E tudo foi se encaixando certinho no roteiro, o Black Mantha e seu ódio pelo Aquaman resolvidos em 10 minutos de filme… e é aquilo mesmo!!! Os reinos submarinos apresentados, Atlântida afundada, motivos shakeaspereanos de disputa de trono, jornada do herói, tudo encaixadinho, certinho, contando a história do Aquaman dos “novos 52”, o cara fala com os peixes, monta sim em cavalo dragão marinho, luta com as criaturas abissais, o cara é o prometido, chamou até o “Krakem” pra sentar o cacete nas hordas marítimas… o cara foi lá e resolveu… Fim do filme! Fechou, Aquaman resolvido! Vamos pro próximo

É claro que os chamados críticos da forma e aplicação da sétima arte vão dizer que o diálogo é isso, que a luz é aquilo, que o roteiro é isso outro… eles tem razão mas quem paga pra ver o filme tá pouco se lixando pra isso, contanto que não façam alguma cagada muito grande, tudo bem. Contudo, todavia, entretanto, por consequente… não sou nenhum crítico, tô mais pra um “comentador” de filme… pra mim, tiveram umas duas cagadinhas que meio que berrou aos olhos enquanto eu assistia…

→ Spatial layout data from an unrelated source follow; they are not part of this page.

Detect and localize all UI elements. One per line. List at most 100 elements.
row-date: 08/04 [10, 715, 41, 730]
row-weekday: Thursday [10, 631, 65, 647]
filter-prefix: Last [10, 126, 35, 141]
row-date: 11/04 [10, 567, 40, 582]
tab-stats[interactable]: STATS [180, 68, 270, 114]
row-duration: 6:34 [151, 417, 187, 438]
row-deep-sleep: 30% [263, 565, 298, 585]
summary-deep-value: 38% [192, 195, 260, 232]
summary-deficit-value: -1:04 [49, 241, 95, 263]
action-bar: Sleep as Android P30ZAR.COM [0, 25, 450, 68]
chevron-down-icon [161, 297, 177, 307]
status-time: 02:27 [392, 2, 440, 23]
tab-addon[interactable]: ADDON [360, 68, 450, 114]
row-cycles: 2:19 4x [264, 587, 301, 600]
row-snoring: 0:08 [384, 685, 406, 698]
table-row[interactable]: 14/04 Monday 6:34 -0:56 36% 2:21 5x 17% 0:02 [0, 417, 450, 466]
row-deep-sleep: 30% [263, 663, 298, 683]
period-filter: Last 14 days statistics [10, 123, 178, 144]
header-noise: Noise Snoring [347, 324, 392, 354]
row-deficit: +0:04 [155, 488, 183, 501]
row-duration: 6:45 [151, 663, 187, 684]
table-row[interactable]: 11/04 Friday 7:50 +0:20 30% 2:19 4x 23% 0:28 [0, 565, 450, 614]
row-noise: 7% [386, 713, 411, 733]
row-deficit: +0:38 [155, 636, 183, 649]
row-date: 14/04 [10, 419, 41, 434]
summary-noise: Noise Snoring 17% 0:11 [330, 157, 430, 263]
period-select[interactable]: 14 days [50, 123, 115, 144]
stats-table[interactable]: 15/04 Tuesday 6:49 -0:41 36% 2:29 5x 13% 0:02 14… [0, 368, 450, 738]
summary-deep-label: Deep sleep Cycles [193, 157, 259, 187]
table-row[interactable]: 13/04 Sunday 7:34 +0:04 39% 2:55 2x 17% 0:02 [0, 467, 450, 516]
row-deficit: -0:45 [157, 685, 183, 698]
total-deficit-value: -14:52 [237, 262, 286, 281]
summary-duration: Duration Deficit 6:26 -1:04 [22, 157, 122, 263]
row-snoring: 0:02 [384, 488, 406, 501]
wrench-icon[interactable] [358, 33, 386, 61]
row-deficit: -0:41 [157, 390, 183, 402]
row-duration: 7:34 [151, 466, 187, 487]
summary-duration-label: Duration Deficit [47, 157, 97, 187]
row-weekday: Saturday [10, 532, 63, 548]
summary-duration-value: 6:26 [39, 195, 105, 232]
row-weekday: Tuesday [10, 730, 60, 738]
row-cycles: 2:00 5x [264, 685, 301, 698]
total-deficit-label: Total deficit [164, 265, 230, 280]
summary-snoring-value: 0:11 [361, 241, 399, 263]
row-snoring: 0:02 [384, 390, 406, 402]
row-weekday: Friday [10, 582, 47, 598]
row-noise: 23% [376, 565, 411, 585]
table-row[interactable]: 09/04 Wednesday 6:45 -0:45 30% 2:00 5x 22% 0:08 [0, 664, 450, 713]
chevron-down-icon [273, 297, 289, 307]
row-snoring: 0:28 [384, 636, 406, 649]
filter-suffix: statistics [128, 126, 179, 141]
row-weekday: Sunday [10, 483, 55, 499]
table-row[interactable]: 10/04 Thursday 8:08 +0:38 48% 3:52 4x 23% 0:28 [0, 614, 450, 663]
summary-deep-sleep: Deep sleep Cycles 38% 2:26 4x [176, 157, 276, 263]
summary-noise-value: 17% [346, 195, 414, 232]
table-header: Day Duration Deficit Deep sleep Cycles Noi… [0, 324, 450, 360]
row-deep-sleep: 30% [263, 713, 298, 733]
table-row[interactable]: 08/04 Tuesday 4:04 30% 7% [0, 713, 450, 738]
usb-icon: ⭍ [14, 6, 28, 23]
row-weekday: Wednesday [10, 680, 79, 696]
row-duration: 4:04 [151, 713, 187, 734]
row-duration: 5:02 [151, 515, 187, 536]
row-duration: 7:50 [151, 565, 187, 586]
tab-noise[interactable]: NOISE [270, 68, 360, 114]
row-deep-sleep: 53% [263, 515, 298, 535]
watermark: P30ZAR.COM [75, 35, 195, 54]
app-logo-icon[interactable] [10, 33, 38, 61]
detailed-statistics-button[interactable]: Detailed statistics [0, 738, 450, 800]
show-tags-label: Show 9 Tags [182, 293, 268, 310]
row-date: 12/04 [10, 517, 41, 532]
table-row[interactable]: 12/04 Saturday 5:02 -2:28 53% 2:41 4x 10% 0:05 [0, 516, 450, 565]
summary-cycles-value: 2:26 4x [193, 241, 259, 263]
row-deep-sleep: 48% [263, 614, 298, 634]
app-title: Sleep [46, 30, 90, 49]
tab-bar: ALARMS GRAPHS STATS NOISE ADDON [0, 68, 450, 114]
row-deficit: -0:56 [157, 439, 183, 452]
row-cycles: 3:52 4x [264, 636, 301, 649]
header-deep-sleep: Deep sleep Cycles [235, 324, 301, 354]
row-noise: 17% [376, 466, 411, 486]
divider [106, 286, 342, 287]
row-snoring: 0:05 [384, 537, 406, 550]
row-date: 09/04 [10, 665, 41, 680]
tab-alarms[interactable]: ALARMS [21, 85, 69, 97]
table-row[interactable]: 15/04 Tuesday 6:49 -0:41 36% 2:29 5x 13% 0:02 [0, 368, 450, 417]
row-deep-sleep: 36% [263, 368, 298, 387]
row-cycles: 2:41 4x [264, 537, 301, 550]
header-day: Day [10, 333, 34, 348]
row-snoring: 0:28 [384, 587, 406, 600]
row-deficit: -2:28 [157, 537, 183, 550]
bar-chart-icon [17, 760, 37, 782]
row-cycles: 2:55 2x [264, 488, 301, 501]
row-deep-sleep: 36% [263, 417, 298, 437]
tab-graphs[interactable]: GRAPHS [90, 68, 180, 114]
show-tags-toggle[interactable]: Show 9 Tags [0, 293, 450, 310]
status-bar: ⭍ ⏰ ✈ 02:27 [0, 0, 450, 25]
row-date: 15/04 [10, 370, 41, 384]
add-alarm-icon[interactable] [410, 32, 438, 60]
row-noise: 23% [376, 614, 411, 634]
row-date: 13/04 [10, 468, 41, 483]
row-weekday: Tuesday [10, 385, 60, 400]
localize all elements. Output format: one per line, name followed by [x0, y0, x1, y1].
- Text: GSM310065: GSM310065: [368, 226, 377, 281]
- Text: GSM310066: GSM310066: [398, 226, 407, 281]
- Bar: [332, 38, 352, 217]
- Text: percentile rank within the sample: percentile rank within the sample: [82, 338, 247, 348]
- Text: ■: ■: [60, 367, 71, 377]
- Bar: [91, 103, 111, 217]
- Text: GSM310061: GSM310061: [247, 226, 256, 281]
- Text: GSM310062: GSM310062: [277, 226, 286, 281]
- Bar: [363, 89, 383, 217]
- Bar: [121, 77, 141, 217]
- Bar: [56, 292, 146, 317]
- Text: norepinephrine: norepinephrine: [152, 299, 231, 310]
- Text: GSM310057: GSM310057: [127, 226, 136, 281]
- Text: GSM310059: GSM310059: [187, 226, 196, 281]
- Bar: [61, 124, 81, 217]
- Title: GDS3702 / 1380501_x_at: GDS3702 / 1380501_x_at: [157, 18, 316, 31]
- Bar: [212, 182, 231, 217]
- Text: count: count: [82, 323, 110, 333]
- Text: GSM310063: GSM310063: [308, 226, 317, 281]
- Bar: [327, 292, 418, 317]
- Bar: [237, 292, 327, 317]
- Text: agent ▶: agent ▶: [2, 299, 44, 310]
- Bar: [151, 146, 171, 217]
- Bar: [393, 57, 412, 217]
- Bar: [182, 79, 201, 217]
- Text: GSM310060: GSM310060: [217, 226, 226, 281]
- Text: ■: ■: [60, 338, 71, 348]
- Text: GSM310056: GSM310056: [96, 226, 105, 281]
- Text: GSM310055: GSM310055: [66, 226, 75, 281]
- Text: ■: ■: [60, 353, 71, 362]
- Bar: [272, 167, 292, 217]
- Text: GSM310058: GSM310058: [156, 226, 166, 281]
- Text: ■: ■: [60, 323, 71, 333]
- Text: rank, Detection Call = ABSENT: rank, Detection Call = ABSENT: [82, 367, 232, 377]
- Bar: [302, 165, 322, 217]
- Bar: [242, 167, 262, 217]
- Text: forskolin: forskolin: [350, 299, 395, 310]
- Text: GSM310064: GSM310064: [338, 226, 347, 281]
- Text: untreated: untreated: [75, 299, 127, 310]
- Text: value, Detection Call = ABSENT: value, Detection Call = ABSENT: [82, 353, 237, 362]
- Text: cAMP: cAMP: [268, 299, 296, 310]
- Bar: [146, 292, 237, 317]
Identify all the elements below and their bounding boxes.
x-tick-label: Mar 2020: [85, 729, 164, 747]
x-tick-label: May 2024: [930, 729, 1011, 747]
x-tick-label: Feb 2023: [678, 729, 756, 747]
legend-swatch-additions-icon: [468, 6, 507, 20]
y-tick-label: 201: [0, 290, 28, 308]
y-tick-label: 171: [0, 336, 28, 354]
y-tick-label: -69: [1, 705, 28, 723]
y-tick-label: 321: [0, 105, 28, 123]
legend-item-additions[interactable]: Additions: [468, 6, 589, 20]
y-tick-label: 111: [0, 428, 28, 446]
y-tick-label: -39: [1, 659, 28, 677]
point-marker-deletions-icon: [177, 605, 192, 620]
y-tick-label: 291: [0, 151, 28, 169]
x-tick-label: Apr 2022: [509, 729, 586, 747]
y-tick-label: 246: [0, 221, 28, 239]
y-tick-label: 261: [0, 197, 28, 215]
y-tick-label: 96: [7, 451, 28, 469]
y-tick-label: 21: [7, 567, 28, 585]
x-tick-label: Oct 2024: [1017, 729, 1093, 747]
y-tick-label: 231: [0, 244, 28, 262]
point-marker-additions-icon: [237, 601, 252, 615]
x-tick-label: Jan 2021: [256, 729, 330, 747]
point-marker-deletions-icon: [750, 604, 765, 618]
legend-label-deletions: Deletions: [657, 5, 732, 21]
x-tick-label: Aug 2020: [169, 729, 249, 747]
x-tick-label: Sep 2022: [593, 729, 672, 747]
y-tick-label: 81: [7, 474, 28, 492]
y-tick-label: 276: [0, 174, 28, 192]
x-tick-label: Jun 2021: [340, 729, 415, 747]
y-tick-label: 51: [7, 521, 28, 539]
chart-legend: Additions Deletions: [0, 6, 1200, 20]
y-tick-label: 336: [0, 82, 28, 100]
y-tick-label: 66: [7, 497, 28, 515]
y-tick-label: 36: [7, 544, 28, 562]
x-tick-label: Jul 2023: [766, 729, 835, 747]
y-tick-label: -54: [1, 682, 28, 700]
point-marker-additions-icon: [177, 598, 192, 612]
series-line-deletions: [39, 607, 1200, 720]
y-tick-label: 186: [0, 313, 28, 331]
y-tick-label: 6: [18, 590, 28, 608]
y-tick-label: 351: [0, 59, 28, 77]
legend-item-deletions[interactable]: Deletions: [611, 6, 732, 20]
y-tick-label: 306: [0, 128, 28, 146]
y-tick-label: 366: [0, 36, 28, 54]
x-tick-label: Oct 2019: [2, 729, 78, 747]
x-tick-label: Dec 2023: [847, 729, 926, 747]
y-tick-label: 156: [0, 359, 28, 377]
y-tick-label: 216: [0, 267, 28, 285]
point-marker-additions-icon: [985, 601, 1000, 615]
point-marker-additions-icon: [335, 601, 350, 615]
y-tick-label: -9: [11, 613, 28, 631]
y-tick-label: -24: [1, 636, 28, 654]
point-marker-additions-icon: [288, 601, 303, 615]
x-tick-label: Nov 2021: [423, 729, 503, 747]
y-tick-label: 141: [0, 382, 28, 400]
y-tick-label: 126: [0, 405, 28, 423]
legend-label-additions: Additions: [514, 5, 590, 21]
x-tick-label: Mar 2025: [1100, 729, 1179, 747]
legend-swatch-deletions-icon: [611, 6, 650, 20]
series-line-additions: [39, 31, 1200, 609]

só duas cagadas… cagadinhas…
Uma – Plot twist: Aquela virada na história em que a mãe tava viva ficou meio óbvia durante o filme todo, copy past do filme “Homem Formiga e Vespa” em que a vespa original volta.

Outra… e esta parece ser um problema geral psicológico ancestral de todos os personagens da DC. Problemas com a Mãe! O tal efeito Martha meio que voltou, porque no auge da luta entre os irmãos, quando finalmente ia-se decidir o verdadeiro Rei de Atlântida, Orm revela que o principal motivo que o demovia era a perda da mãe…. “niqui” quando aparece a rainha linda e resplandecente, joga – porque não – uma onda de aguá fria no mote do filme inteiro e dá um colo pro “Orminho”, neste insistente os dois param de brigar… assim… igualzinho ao efeito Martha em BvS. Cagado né?

Enfim, saí do filme comparando a película com o primeiro filme do Thor, muito próximos pra mim. Também não dava nada pelo Thor mas adorei Asgard da mesma forma que adorei Atlântida, o conflito com os irmão nos dois filmes motivados por ciumeira do mais novo… igualzinho… Thor tendo que ser digno do martelo e Arthur do tridente do rei… os dois recusando o trono… e nos dois filmes as histórias de origem foram contadas dignamente talvez não tenham as melhores linhas de diálogos “ever”… mas contou fantástica muito boa e abraçou a fantasia sem vergonha nenhuma do que iam falar. Fantasia + ação + pipoca e refrigerante. Cumpriu a missão.